C vs C1 Continuous: Understanding Derivatives

[Susanne217]

Homework Statement

Let F be a function defined on a open set E where $$E \in V$$. F is said to be continuous at each point $$x \in V$$. Which according to my textbook at hand can be written as $$F \in \mathcal{C}(E)$$

But the expression $$F \in \mathcal{C}^{1}(E)$$ is that equal to saying that F have first order derivatives defined on the set E?

 

[HallsofIvy]

More than that. $$F \in \mathcal{C}^{1}(E)$$ says that F has a continuous first derivative. For example, f(x)= |x| is continuous in any neighborhood of x= 0 but not differentiable at x= 0 so $$f \in \mathcal{C}^{1}(E)$$ but f is not in $$\mathcal{C}^{1}(E)$$. A slightly more complicated example is $$f(x)= x^2sin(1/x)$$ if x is not 0, f(0)= 0. It is fairly easy to show that f is continuous in any neighborhood of x= 0 and, in fact, that it has a derivative for all x, including x= 0, but the derivative function is not continuous at x= 0.

 

[Susanne217]

Thank you Mr. Hall,

I have a follow-up question.

Let say we have autonomous differential equation

$$x' = f(x)$$ and that we have an open set $$E \subset \mathbb{R}$$ and that $$f \in \mathcal{C}^1(E)$$. We then assume that (I,x) is a solution to the diff-eqn also that $$x(t_1) = x(t_2)$$ where $$t_1, t_2 \in I$$ and that $$t_1 < t_2$$

Show for n = 1 that y is a constant solution.

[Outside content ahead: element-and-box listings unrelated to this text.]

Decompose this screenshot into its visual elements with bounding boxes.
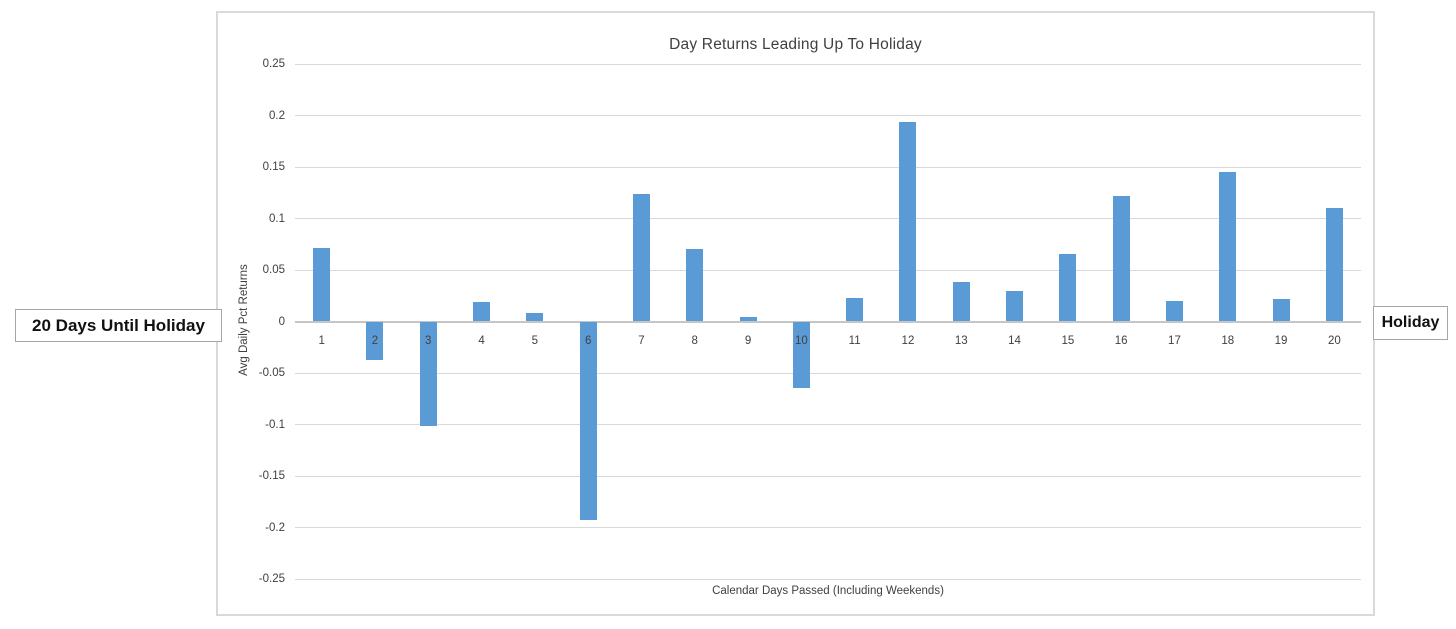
- x-tick-label: 14: [1008, 334, 1021, 347]
- x-tick-label: 1: [318, 334, 325, 347]
- y-tick-label: 0.2: [269, 109, 285, 122]
- y-tick-label: 0.05: [262, 264, 285, 276]
- bar-day-5: [526, 313, 544, 322]
- gridline: [295, 527, 1361, 528]
- chart-title: Day Returns Leading Up To Holiday: [669, 36, 922, 53]
- y-tick-label: 0.15: [262, 161, 285, 173]
- gridline: [295, 475, 1361, 477]
- bar-day-11: [846, 297, 864, 322]
- bar-day-12: [899, 121, 917, 322]
- y-tick-label: 0: [278, 315, 285, 328]
- x-tick-label: 12: [901, 334, 915, 347]
- bar-day-6: [579, 321, 597, 521]
- y-tick-label: 0.1: [269, 212, 285, 225]
- gridline: [295, 218, 1361, 219]
- x-tick-label: 15: [1061, 334, 1075, 347]
- left-callout-label: 20 Days Until Holiday: [32, 315, 205, 335]
- left-callout-box: 20 Days Until Holiday: [15, 309, 222, 342]
- x-axis-title: Calendar Days Passed (Including Weekends…: [712, 585, 944, 597]
- right-callout-box: Holiday: [1373, 306, 1448, 340]
- bar-day-20: [1325, 208, 1343, 322]
- bar-day-14: [1006, 290, 1024, 322]
- x-tick-label: 4: [478, 334, 485, 347]
- gridline: [295, 372, 1361, 374]
- gridline: [295, 269, 1361, 271]
- x-tick-label: 11: [848, 334, 861, 347]
- bar-day-13: [952, 282, 970, 322]
- bar-day-4: [473, 301, 491, 322]
- gridline: [295, 115, 1361, 116]
- bar-day-1: [313, 248, 331, 322]
- bar-day-18: [1219, 172, 1237, 322]
- chart-container: Day Returns Leading Up To Holiday Avg Da…: [216, 11, 1375, 616]
- y-tick-label: -0.25: [258, 573, 285, 585]
- bar-day-19: [1272, 298, 1290, 322]
- bar-day-17: [1165, 300, 1183, 322]
- x-tick-label: 16: [1114, 334, 1128, 347]
- bar-day-9: [739, 317, 757, 322]
- x-tick-label: 2: [371, 334, 379, 347]
- gridline: [295, 63, 1361, 65]
- bar-day-2: [366, 321, 384, 360]
- x-tick-label: 8: [691, 334, 698, 347]
- bar-day-8: [686, 249, 704, 322]
- gridline: [295, 166, 1361, 168]
- y-tick-label: 0.25: [262, 58, 285, 70]
- x-tick-label: 6: [584, 334, 592, 347]
- x-tick-label: 18: [1221, 334, 1235, 347]
- x-tick-label: 19: [1274, 334, 1288, 347]
- y-tick-label: -0.1: [265, 418, 285, 431]
- gridline: [295, 424, 1361, 425]
- plot-area: 1 2 3 4 5 6 7 8 9 10 11 12 13 14 15 16 17 18 19 20: [295, 63, 1361, 580]
- bar-day-15: [1059, 253, 1077, 322]
- x-tick-label: 7: [638, 334, 645, 347]
- y-tick-label: -0.2: [265, 521, 285, 534]
- x-tick-label: 3: [425, 334, 432, 347]
- x-tick-label: 13: [954, 334, 968, 347]
- y-tick-label: -0.15: [258, 470, 285, 482]
- x-tick-label: 20: [1327, 334, 1341, 347]
- y-tick-label: -0.05: [258, 367, 285, 379]
- bar-day-3: [419, 321, 437, 426]
- right-callout-label: Holiday: [1381, 314, 1440, 331]
- x-tick-label: 9: [744, 334, 752, 347]
- gridline: [295, 578, 1361, 580]
- zero-axis-line: [295, 320, 1361, 323]
- bar-day-10: [792, 321, 810, 389]
- x-tick-label: 10: [794, 334, 808, 347]
- x-tick-label: 5: [531, 334, 539, 347]
- bar-day-16: [1112, 195, 1130, 322]
- bar-day-7: [632, 193, 650, 322]
- x-tick-label: 17: [1168, 334, 1181, 347]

I know from the definition of f that it has first derivatives on E and that E is open. And since from the definition of the solution to a diff.eqn that $$I \subset \mathbb{R}^n$$. Since I is considered to be a subset of $$R$$ and that E is also a subset of $$\mathbb{R}$$ for n = 1.

Then here is my questions:

1) Do I need to show that f also has derivatives on I?

2) I can't well assume that since f has derivatives on a subset of R then if f's domain consistets of both of R and E. Can this domain be seen a as closed set? And I then assume by Rollo's theorem that there exists some value on f's domain, $$t_3$$. Where if x is a solution of f, and then $$x'(t_1) = f(x(t_1)) = x'(t_2) = 0$$ and then $$x'(t_3) = f(x(t_3))= 0$$ and than the solution x is constant?